18 September 2008

ATCC 51142 An Amazing Microbe Full of Promise

These tiny green cyanobacteria may not look like much, but Cyanothece sp. ATCC 51142 is incredibly versatile. In sunlight it uses photosynthesis to produce sugars for energy. At night it fixes nitrogen from the air for making proteins, nucleic acids, and other important molecules. Its genomic makeup is complex for such a simple organism, and Washington University researchers in St. Louis are learning a great deal from the unique organism--using a clever combination of proteomics and genomics.
Cyanobacteria are the only known bacteria to have a circadian clock. By day, Cyanothece cells increase gene expression for photosynthesis and sugar production; at night they moonlight, ramping up gene expression that governs energy metabolism, nitrogen fixation and respiration.

Pakrasi and his collaborators found the presence of a rare linear chromosome in the organism's genome, a first in cyanobacteria...Cyanothece 51142 has one large circular chromosome, a linear chromosome and four small plasmids.
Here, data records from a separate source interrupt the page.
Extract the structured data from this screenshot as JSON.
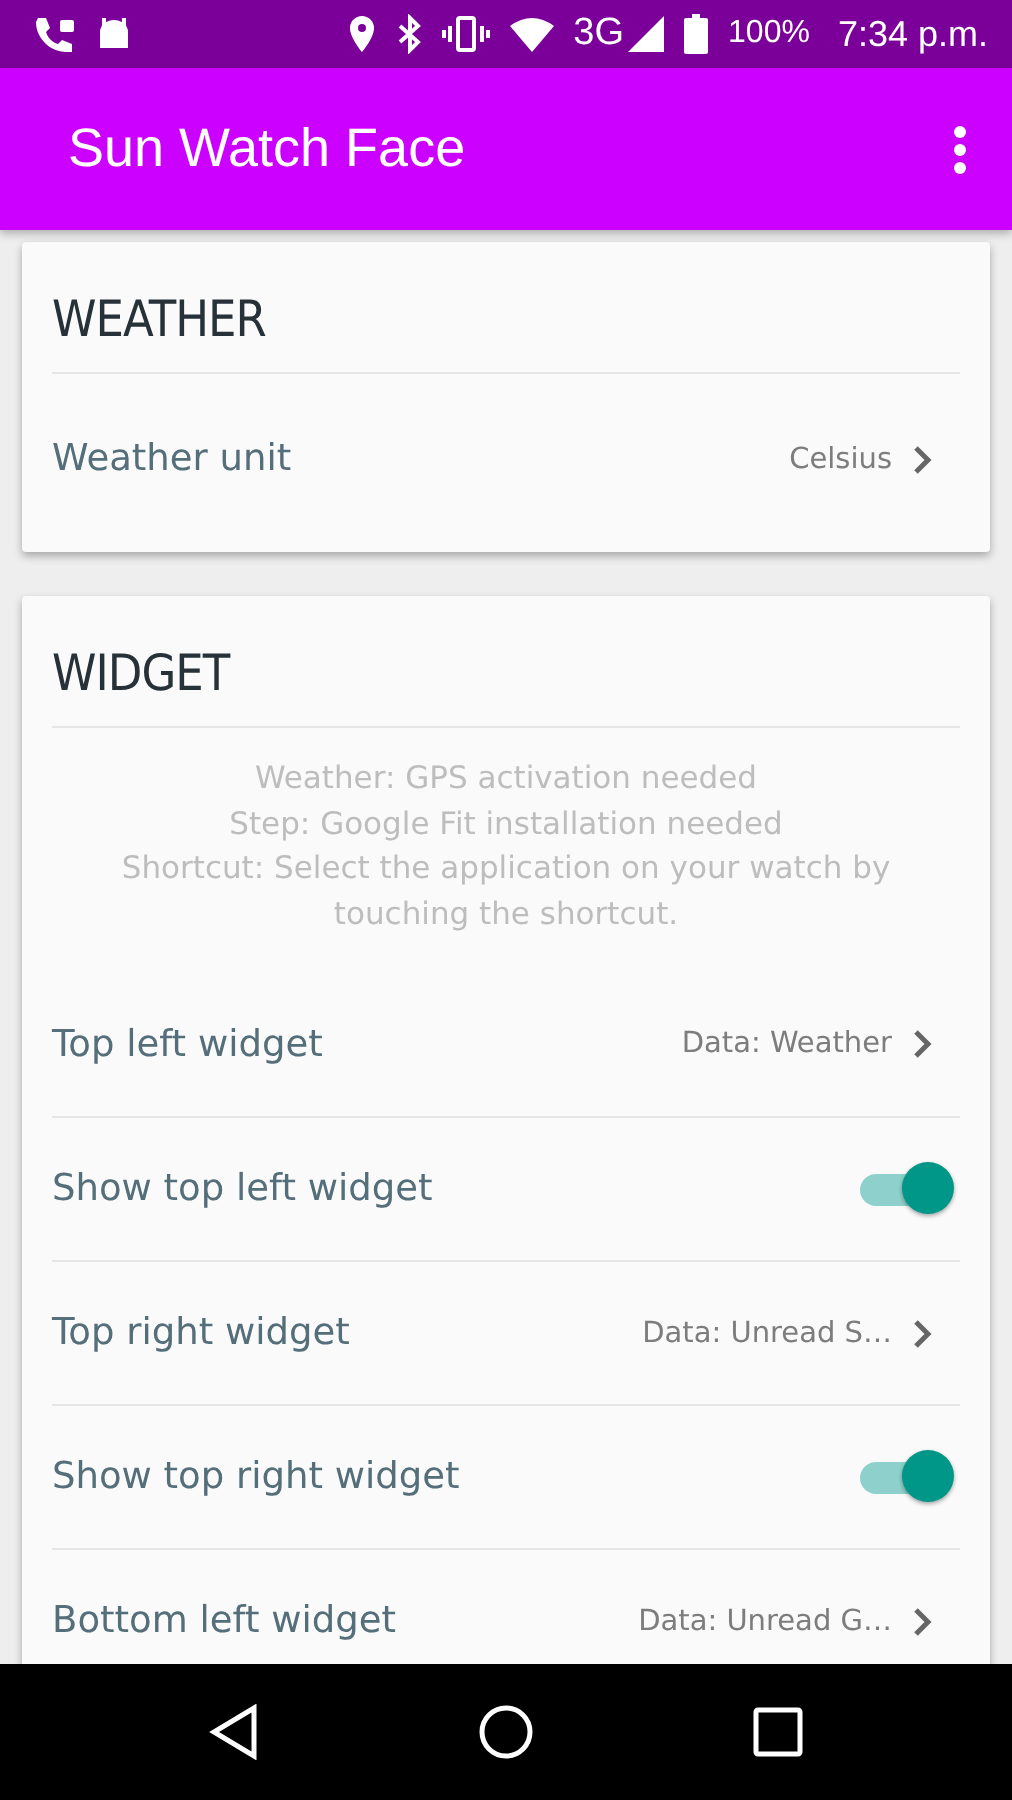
{
  "status_bar": {
    "network": "3G",
    "battery": "100%",
    "time": "7:34 p.m."
  },
  "app_bar": {
    "title": "Sun Watch Face"
  },
  "sections": [
    {
      "title": "WEATHER",
      "rows": [
        {
          "kind": "link",
          "label": "Weather unit",
          "value": "Celsius"
        }
      ]
    },
    {
      "title": "WIDGET",
      "note": [
        "Weather: GPS activation needed",
        "Step: Google Fit installation needed",
        "Shortcut: Select the application on your watch by touching the shortcut."
      ],
      "rows": [
        {
          "kind": "link",
          "label": "Top left widget",
          "value": "Data: Weather"
        },
        {
          "kind": "switch",
          "label": "Show top left widget",
          "on": true
        },
        {
          "kind": "link",
          "label": "Top right widget",
          "value": "Data: Unread S…"
        },
        {
          "kind": "switch",
          "label": "Show top right widget",
          "on": true
        },
        {
          "kind": "link",
          "label": "Bottom left widget",
          "value": "Data: Unread G…"
        }
      ]
    }
  ]
}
"This is the first time anything like this has been found in photosynthetic bacteria. It's extremely rare for bacteria to have a linear chromosome," said Pakrasi. "Nearly 100 percent of them do not. Now, we have the genome of this organism, which gives us a complete picture of everything that can possibly happen in this cell...Now, we can go back to this complete picture and compare its brother and sister organisms to find their talents and deficiencies. That's comparative genomics," said Pakrasi. _Source
A clever combination of the use of proteomics with genomics allowed the researchers to find more genes than through use of gene sequencing alone.
Proteomics analysis examines almost the whole complement of proteins in a cell, but requires a gene sequence with which to pair up protein shards for identification. On the other hand, DNA sequencing can't always identify potential genes or unmask which of those really function, and could benefit from knowing which proteins the cell actually makes.

Instead of waiting on one analysis to do the other, the collaborators simultaneously sequenced the bacteria's DNA and determined proteins that the microbe produced at different times of its life cycle. They then compared the information to determine which of the DNA sequences that looked like genes actually made proteins. In this way, they could better determine where genes lie along the length of its genome, as well as find ones that might otherwise be missed.
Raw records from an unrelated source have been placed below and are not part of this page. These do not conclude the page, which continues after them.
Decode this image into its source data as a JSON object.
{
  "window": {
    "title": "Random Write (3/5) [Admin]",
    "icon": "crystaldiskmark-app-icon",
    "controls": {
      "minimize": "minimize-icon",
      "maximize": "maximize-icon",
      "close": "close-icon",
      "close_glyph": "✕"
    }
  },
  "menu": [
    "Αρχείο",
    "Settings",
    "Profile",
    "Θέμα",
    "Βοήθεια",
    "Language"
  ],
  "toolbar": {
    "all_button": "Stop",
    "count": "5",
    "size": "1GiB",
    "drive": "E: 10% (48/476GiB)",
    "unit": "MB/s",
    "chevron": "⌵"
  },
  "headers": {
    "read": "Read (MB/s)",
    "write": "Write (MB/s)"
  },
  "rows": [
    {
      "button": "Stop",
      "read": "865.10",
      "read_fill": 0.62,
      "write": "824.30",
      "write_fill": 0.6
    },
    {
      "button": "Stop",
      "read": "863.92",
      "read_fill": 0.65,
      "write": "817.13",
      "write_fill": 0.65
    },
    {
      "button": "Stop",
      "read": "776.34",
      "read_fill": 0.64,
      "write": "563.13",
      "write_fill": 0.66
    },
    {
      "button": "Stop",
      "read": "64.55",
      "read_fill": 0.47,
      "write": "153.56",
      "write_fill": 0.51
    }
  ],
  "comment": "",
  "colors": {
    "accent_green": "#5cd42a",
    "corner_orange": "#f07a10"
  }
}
"This was an excellent example of using proteomics to guide initial genomic annotation," said protein chemist Jon Jacobs of PNNL. "We're helping to set a precedent if we can do the proteomics work while they're doing the genomics work."

...In addition to the 2,700-plus real genes, the DNA sequence contained more than 2,500 would-be genes. These had architectural features common to genes but didn't look like recognized genes from other organisms. The team found about 500 of these that produced proteins, so the researchers re-classified these genes as functioning. Lastly, the scientists also found 38 proteins out of another 12,000 sequences that were gene longshots. _SD
In the dark, cyanobacteria can also act as fermenting organisms, producing acetate, ethanol, H2, lactate, etc.

This already impressive work will only grow more sophisticated and productive with time. Using this tiny bacteria as a model organism and comparing it with related strains will bring about an exquisitely fine knowledge of its dynamic function under all conditions of energy, nutrient, and other environmental conditions. Such knowledge will be pivotal in the quest to create better energy and food sources.